Source Bioscience estimates the global market for cancer diagnostics during 2010 to be in the region of $6 billion due to the increasing requirement for molecular diagnostics based on genetic analysis. "If we are able to provide better diagnostic information for clinicians, this will help ensure that treatment pathways are managed more effectively, positively impacting the clinical outcome and cost effectiveness of therapy," Source Bioscience said in a statement.
Once EGFR testing becomes common practice in the UK, AstraZeneca estimates that the cost will be around £200 ($304) per test.
In an effort to spur utilization of EGFR testing, not only is AstraZeneca paying for testing for the time being, but the company has also launched a website on EGFR testing.
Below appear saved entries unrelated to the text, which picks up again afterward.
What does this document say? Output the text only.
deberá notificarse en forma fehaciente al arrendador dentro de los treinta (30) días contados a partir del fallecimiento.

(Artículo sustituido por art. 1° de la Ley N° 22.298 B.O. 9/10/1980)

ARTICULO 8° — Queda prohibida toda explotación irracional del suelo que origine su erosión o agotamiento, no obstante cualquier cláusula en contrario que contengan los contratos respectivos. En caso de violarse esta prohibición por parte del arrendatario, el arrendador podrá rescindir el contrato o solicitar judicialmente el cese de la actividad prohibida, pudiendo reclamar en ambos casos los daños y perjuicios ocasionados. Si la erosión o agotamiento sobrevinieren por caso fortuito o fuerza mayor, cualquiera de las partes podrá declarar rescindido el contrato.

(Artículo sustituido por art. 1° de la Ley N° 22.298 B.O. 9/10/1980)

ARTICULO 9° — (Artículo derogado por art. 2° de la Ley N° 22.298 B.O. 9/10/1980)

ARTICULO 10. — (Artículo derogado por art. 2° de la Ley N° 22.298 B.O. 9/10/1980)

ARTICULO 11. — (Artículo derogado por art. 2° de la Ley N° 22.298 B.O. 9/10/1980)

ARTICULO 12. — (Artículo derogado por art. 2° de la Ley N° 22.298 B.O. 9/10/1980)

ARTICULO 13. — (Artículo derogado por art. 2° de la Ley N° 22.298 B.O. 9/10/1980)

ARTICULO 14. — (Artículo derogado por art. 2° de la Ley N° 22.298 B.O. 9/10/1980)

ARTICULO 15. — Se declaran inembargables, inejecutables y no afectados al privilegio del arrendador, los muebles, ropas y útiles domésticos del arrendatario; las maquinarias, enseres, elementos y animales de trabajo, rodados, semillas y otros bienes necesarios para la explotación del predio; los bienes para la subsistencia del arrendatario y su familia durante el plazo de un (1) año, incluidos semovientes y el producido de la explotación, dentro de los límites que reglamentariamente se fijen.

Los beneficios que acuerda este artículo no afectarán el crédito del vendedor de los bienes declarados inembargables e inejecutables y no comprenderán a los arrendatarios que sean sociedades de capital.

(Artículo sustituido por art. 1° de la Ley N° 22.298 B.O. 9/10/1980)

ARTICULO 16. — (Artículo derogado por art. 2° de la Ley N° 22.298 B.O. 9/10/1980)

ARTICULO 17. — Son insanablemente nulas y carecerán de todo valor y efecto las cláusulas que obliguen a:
The website tells patients to contact AstraZeneca if they want to find out about EGFR-testing laboratories.
Additionally, AstraZeneca offers guidelines to physicians on this website about EGFR testing. For instance, if EGFR testing reveals patients have deletions in exon 19, or L858R mutations, constituting around 90 percent of EGFR mutations, then they are candidates for Iressa, the website informs. NSCLC patients with double mutations, such as T790M mutations and exon 19 deletions, have limited response to Iressa, studies have shown. Finally, patients with the exon 20 point mutation T790M or the exon 20 insertions, comprising around 3 percent of EGFR TK mutations, are unlikely to benefit from Iressa, the company informs doctors.